Journal article

Delay or Avoidance of Medical Care Because of COVID-19-Related Concerns - United States, June 2020

Mark E Czeisler, Kristy Marynak, Kristie EN Clarke, Zainab Salah, Iju Shakya, JoAnn M Thierry, Nida Ali, Hannah McMillan, Joshua F Wiley, Matthew D Weaver, Charles A Czeisler, Shantha MW Rajaratnam, Mark E Howard

MMWR-MORBIDITY AND MORTALITY WEEKLY REPORT | CENTERS DISEASE CONTROL & PREVENTION | Published : 2020

Abstract

Temporary disruptions in routine and nonemergency medical care access and delivery have been observed during periods of considerable community transmission of SARS-CoV-2, the virus that causes coronavirus disease 2019 (COVID-19) (1).

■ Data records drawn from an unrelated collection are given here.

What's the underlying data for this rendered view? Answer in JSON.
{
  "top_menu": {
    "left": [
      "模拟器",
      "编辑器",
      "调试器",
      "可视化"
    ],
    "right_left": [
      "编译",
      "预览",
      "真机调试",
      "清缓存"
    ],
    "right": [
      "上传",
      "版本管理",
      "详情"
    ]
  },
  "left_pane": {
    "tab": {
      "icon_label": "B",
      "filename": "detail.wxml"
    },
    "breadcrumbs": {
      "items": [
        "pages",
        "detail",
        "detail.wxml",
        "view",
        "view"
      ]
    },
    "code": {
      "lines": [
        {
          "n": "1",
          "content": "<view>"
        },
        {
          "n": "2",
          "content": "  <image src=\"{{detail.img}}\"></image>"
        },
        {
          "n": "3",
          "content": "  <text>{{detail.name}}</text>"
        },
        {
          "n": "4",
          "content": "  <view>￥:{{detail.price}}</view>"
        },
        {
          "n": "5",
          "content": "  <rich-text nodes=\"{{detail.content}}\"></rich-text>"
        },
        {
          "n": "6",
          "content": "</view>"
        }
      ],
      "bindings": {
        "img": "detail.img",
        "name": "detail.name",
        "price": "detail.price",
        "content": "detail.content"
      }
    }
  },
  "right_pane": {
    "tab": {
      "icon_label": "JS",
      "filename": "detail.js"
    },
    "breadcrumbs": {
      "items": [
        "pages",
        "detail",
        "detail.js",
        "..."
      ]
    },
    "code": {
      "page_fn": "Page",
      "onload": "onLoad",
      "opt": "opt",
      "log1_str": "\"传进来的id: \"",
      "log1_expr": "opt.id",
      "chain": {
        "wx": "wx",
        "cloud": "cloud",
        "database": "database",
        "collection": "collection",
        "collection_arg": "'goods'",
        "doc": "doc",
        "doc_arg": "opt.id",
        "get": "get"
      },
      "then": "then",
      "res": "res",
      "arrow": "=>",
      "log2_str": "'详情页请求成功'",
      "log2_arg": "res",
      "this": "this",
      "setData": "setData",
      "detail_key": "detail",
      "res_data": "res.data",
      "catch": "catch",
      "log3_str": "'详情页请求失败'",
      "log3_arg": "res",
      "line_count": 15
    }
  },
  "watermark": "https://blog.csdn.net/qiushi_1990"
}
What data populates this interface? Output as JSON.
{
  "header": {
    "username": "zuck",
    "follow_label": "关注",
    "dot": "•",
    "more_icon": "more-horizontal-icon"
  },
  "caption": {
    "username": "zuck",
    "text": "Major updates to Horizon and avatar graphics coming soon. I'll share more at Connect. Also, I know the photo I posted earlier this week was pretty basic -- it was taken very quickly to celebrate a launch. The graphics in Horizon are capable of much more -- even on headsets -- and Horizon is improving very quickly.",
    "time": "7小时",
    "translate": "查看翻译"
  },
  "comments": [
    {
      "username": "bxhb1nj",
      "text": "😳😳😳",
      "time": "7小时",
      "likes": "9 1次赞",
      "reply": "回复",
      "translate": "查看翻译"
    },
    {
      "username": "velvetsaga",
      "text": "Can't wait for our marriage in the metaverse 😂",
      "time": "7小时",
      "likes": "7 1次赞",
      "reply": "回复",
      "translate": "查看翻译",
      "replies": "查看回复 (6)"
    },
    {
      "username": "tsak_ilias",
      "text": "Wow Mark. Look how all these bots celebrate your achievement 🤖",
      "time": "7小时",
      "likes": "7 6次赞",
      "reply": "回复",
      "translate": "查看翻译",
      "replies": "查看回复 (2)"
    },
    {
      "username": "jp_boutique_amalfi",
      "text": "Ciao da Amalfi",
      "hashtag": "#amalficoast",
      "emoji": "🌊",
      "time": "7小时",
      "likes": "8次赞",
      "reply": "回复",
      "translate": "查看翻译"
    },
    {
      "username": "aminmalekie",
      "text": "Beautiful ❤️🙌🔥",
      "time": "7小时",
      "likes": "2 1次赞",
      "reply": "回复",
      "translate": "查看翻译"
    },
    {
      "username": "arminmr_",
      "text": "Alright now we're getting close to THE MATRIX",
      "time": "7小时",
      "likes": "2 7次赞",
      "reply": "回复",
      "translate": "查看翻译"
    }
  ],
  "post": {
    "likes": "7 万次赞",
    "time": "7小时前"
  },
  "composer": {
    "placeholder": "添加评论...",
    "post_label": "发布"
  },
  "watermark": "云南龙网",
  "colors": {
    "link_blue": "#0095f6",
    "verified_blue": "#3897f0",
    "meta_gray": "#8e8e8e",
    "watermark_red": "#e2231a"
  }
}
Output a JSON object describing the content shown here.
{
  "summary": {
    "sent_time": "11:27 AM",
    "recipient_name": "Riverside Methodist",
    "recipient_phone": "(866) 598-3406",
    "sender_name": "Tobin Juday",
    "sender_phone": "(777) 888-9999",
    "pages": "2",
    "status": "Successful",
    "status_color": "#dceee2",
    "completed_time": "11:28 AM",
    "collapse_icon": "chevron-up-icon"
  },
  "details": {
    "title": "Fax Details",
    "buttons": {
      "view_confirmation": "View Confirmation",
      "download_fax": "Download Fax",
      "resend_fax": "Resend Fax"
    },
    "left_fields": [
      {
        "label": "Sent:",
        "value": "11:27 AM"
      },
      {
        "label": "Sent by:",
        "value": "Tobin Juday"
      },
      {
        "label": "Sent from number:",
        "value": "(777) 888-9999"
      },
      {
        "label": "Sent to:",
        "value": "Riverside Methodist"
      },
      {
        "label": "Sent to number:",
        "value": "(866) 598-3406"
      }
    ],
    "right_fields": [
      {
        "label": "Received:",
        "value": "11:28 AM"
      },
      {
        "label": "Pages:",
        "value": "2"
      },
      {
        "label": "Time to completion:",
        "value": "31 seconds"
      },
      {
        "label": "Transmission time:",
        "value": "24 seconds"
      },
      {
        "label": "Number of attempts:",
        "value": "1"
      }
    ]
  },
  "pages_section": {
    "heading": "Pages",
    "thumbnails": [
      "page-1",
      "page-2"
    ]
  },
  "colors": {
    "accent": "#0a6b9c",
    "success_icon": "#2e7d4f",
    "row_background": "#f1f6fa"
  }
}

However, medical care delay or avoidance might increase morbidity and mortality risk associated with treatable and preventable health conditions and might contribute to reported excess deaths directly or indirectly related to COVID-19 (2). To assess delay or avoidance of urgent or emergency and routine medical care because of concerns about COVID-19, a web-based survey was administered by Qualtrics, LLC, during June 24-30, 2020, to a nationwide representative sa..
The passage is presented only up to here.